暑さ寒さも彼岸までの言葉どうりに、彼岸が過ぎて急に涼しくなった10月の初旬の雨上がりの朝はすがすがしい。
今日は、以前から気にしていた用事で区役所に行くことにした。
陽気のよさに誘われて電車で1駅の道のりをぷらぷら歩いて行くことにし,雨に洗われた街のあちこちから金木犀の甘酸っぱい香りが秋を知らせている。 忙しくしていた頃と違い、最近は、街路木や、屋敷の塀から顔だす植木を楽しむことを覚えた。
しのは、金木犀の匂いに誘われて、大きな屋敷に向かった。塀の上に猫が退屈そうにこっちを見ていた
「おい、猫殿、退屈か」と声をかけると、
「しのみたいに暇人ではないよ」と塀から飛び降りてどこかに懸けて行った。
しのは、とうとう猫にも相手にして貰えなくなったかと、苦笑しながら、区役所に向かった。 しのの今日の仕事は、区役所にある申請書類を提出することだけであり、その後の予定はない。帰りは、のんびりと秋を楽しもうとデジカメを持って出てきた。
しのは{ああ、世の人々は、こんな天気の良い日に薄暗い職場で働いているだ、しのが羨ましいだろう」と、ちょっと優越感を覚えながら、周り路をしながら区役所に着いた。
区役所の中は、働く人でいっぱいであり、皆、何かの目的の為に動いている。しのは、玄関の案内版をみて、窓口で、申請書類を受け取った。
「この書類に必要事項を書いてください」
「はい、書いたらどこに出せばよいのですか」
「ここで良いです」
「わかりました」
しのは、書類を受取り、「氏名」「住所」と記入していくと「職業欄」の項目で、手が急に止まった。
「ああ、そうだ、しのは無職なんだ」とガーンと頭を殴られたようだった。長い人生で初めての経験であり、「無職」の言葉の空しさと惨めさを感じた。先刻まで「浮世の馬鹿は、この良い天気に働いている」などと、悦にいた自分に強烈なアッパーカットをくらった。

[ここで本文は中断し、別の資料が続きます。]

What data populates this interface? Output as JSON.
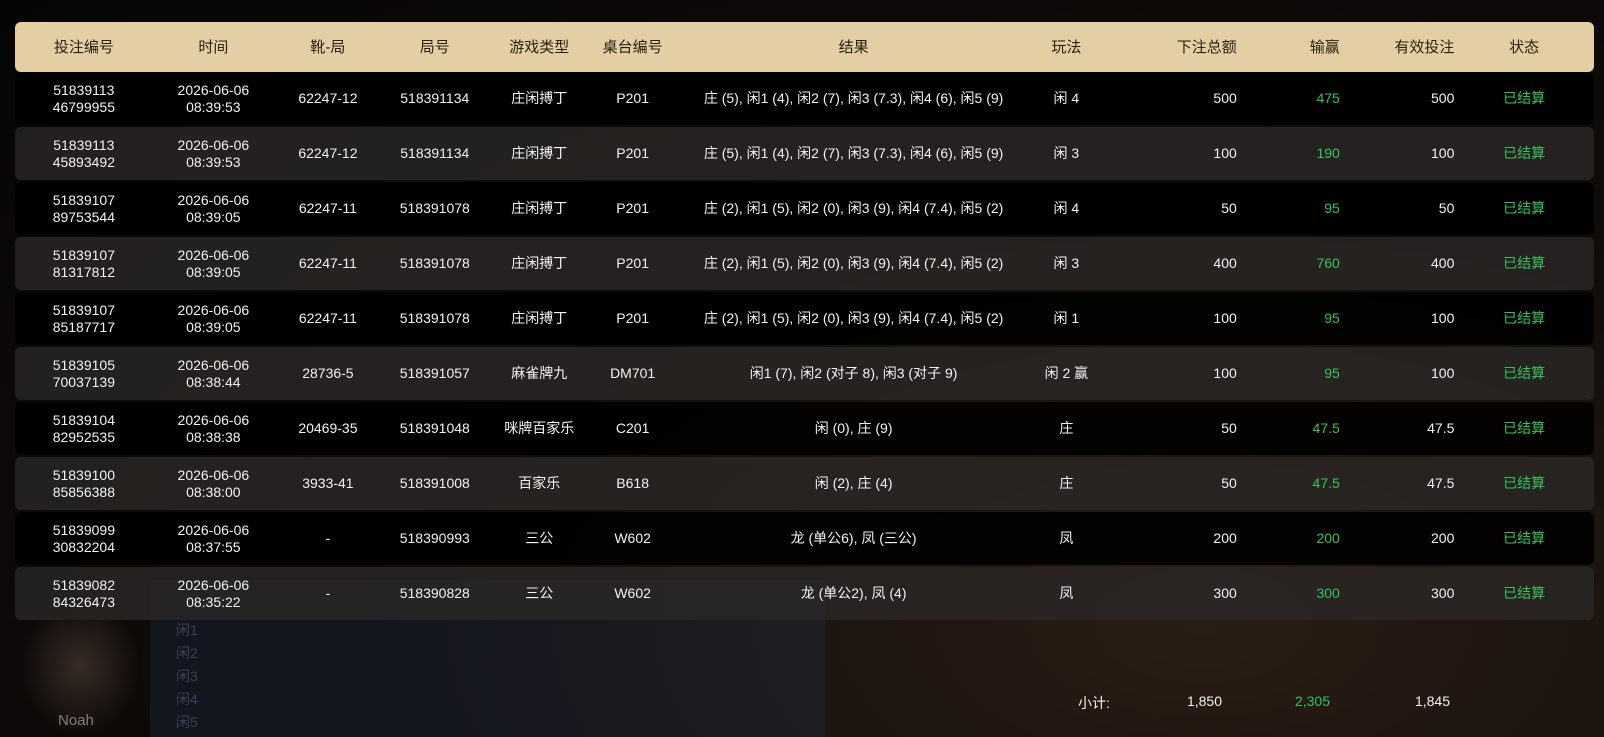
{
  "colors": {
    "header_bg": "#e4cfa4",
    "win_green": "#36c25a",
    "status_green": "#36c25a",
    "row_dark": "#000000",
    "row_alt": "#2a2826"
  },
  "background": {
    "dealer_name": "Noah",
    "row_labels": [
      "闲1",
      "闲2",
      "闲3",
      "闲4",
      "闲5"
    ]
  },
  "table": {
    "headers": {
      "bet_id": "投注编号",
      "time": "时间",
      "shoe_round": "靴-局",
      "round_no": "局号",
      "game_type": "游戏类型",
      "table_no": "桌台编号",
      "result": "结果",
      "play": "玩法",
      "total_bet": "下注总额",
      "win_loss": "输赢",
      "valid_bet": "有效投注",
      "status": "状态"
    },
    "rows": [
      {
        "id1": "51839113",
        "id2": "46799955",
        "date": "2026-06-06",
        "clock": "08:39:53",
        "shoe": "62247-12",
        "round": "518391134",
        "game": "庄闲搏丁",
        "table": "P201",
        "result": "庄 (5), 闲1 (4), 闲2 (7), 闲3 (7.3), 闲4 (6), 闲5 (9)",
        "play": "闲 4",
        "bet": "500",
        "win": "475",
        "valid": "500",
        "status": "已结算"
      },
      {
        "id1": "51839113",
        "id2": "45893492",
        "date": "2026-06-06",
        "clock": "08:39:53",
        "shoe": "62247-12",
        "round": "518391134",
        "game": "庄闲搏丁",
        "table": "P201",
        "result": "庄 (5), 闲1 (4), 闲2 (7), 闲3 (7.3), 闲4 (6), 闲5 (9)",
        "play": "闲 3",
        "bet": "100",
        "win": "190",
        "valid": "100",
        "status": "已结算"
      },
      {
        "id1": "51839107",
        "id2": "89753544",
        "date": "2026-06-06",
        "clock": "08:39:05",
        "shoe": "62247-11",
        "round": "518391078",
        "game": "庄闲搏丁",
        "table": "P201",
        "result": "庄 (2), 闲1 (5), 闲2 (0), 闲3 (9), 闲4 (7.4), 闲5 (2)",
        "play": "闲 4",
        "bet": "50",
        "win": "95",
        "valid": "50",
        "status": "已结算"
      },
      {
        "id1": "51839107",
        "id2": "81317812",
        "date": "2026-06-06",
        "clock": "08:39:05",
        "shoe": "62247-11",
        "round": "518391078",
        "game": "庄闲搏丁",
        "table": "P201",
        "result": "庄 (2), 闲1 (5), 闲2 (0), 闲3 (9), 闲4 (7.4), 闲5 (2)",
        "play": "闲 3",
        "bet": "400",
        "win": "760",
        "valid": "400",
        "status": "已结算"
      },
      {
        "id1": "51839107",
        "id2": "85187717",
        "date": "2026-06-06",
        "clock": "08:39:05",
        "shoe": "62247-11",
        "round": "518391078",
        "game": "庄闲搏丁",
        "table": "P201",
        "result": "庄 (2), 闲1 (5), 闲2 (0), 闲3 (9), 闲4 (7.4), 闲5 (2)",
        "play": "闲 1",
        "bet": "100",
        "win": "95",
        "valid": "100",
        "status": "已结算"
      },
      {
        "id1": "51839105",
        "id2": "70037139",
        "date": "2026-06-06",
        "clock": "08:38:44",
        "shoe": "28736-5",
        "round": "518391057",
        "game": "麻雀牌九",
        "table": "DM701",
        "result": "闲1 (7), 闲2 (对子 8), 闲3 (对子 9)",
        "play": "闲 2 赢",
        "bet": "100",
        "win": "95",
        "valid": "100",
        "status": "已结算"
      },
      {
        "id1": "51839104",
        "id2": "82952535",
        "date": "2026-06-06",
        "clock": "08:38:38",
        "shoe": "20469-35",
        "round": "518391048",
        "game": "咪牌百家乐",
        "table": "C201",
        "result": "闲 (0), 庄 (9)",
        "play": "庄",
        "bet": "50",
        "win": "47.5",
        "valid": "47.5",
        "status": "已结算"
      },
      {
        "id1": "51839100",
        "id2": "85856388",
        "date": "2026-06-06",
        "clock": "08:38:00",
        "shoe": "3933-41",
        "round": "518391008",
        "game": "百家乐",
        "table": "B618",
        "result": "闲 (2), 庄 (4)",
        "play": "庄",
        "bet": "50",
        "win": "47.5",
        "valid": "47.5",
        "status": "已结算"
      },
      {
        "id1": "51839099",
        "id2": "30832204",
        "date": "2026-06-06",
        "clock": "08:37:55",
        "shoe": "-",
        "round": "518390993",
        "game": "三公",
        "table": "W602",
        "result": "龙 (单公6), 凤 (三公)",
        "play": "凤",
        "bet": "200",
        "win": "200",
        "valid": "200",
        "status": "已结算"
      },
      {
        "id1": "51839082",
        "id2": "84326473",
        "date": "2026-06-06",
        "clock": "08:35:22",
        "shoe": "-",
        "round": "518390828",
        "game": "三公",
        "table": "W602",
        "result": "龙 (单公2), 凤 (4)",
        "play": "凤",
        "bet": "300",
        "win": "300",
        "valid": "300",
        "status": "已结算"
      }
    ]
  },
  "summary": {
    "label": "小计:",
    "total_bet": "1,850",
    "total_win": "2,305",
    "total_valid": "1,845"
  }
}
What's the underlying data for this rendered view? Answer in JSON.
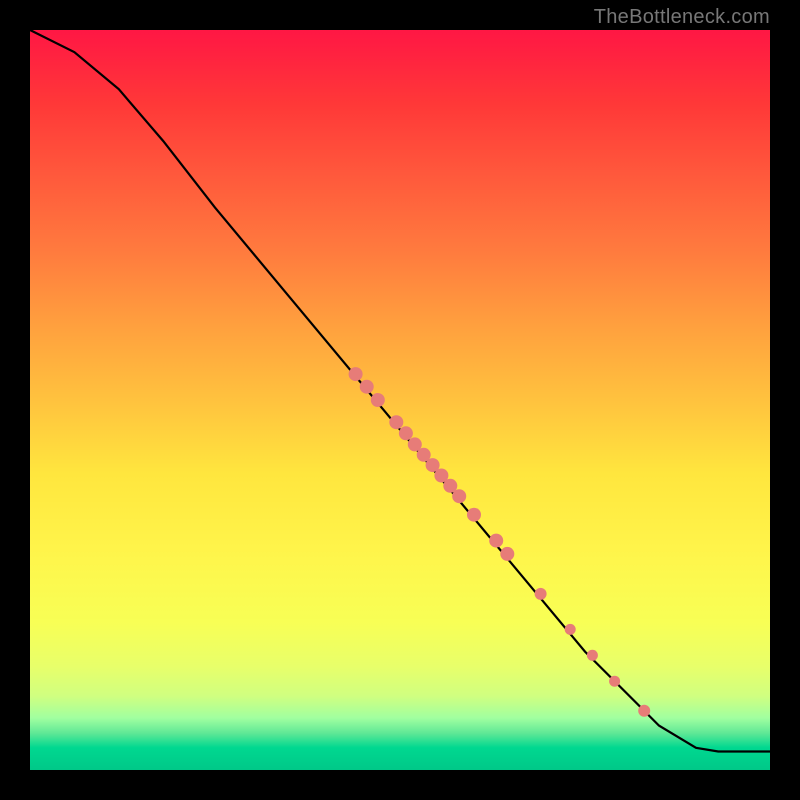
{
  "watermark": "TheBottleneck.com",
  "chart_data": {
    "type": "line",
    "title": "",
    "xlabel": "",
    "ylabel": "",
    "xlim": [
      0,
      100
    ],
    "ylim": [
      0,
      100
    ],
    "curve": [
      {
        "x": 0,
        "y": 100
      },
      {
        "x": 6,
        "y": 97
      },
      {
        "x": 12,
        "y": 92
      },
      {
        "x": 18,
        "y": 85
      },
      {
        "x": 25,
        "y": 76
      },
      {
        "x": 35,
        "y": 64
      },
      {
        "x": 45,
        "y": 52
      },
      {
        "x": 55,
        "y": 40
      },
      {
        "x": 65,
        "y": 28
      },
      {
        "x": 75,
        "y": 16
      },
      {
        "x": 85,
        "y": 6
      },
      {
        "x": 90,
        "y": 3
      },
      {
        "x": 93,
        "y": 2.5
      },
      {
        "x": 100,
        "y": 2.5
      }
    ],
    "markers": [
      {
        "x": 44,
        "y": 53.5,
        "r": 7
      },
      {
        "x": 45.5,
        "y": 51.8,
        "r": 7
      },
      {
        "x": 47,
        "y": 50,
        "r": 7
      },
      {
        "x": 49.5,
        "y": 47,
        "r": 7
      },
      {
        "x": 50.8,
        "y": 45.5,
        "r": 7
      },
      {
        "x": 52,
        "y": 44,
        "r": 7
      },
      {
        "x": 53.2,
        "y": 42.6,
        "r": 7
      },
      {
        "x": 54.4,
        "y": 41.2,
        "r": 7
      },
      {
        "x": 55.6,
        "y": 39.8,
        "r": 7
      },
      {
        "x": 56.8,
        "y": 38.4,
        "r": 7
      },
      {
        "x": 58,
        "y": 37,
        "r": 7
      },
      {
        "x": 60,
        "y": 34.5,
        "r": 7
      },
      {
        "x": 63,
        "y": 31,
        "r": 7
      },
      {
        "x": 64.5,
        "y": 29.2,
        "r": 7
      },
      {
        "x": 69,
        "y": 23.8,
        "r": 6
      },
      {
        "x": 73,
        "y": 19,
        "r": 5.5
      },
      {
        "x": 76,
        "y": 15.5,
        "r": 5.5
      },
      {
        "x": 79,
        "y": 12,
        "r": 5.5
      },
      {
        "x": 83,
        "y": 8,
        "r": 6
      }
    ]
  }
}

しのは、とにかく職業欄には無職と書き、その上の住所欄に目を移した。
「ああ、良かった。住所欄が”不定”で無かった」
「これで住所が不定では、どうしようもないな」と自分で自分を慰めて1枚の書類を完成させた。
帰りは、善福寺川公園で秋の野草の写真撮影と思っていたが、その気も失せ地下鉄に乗った。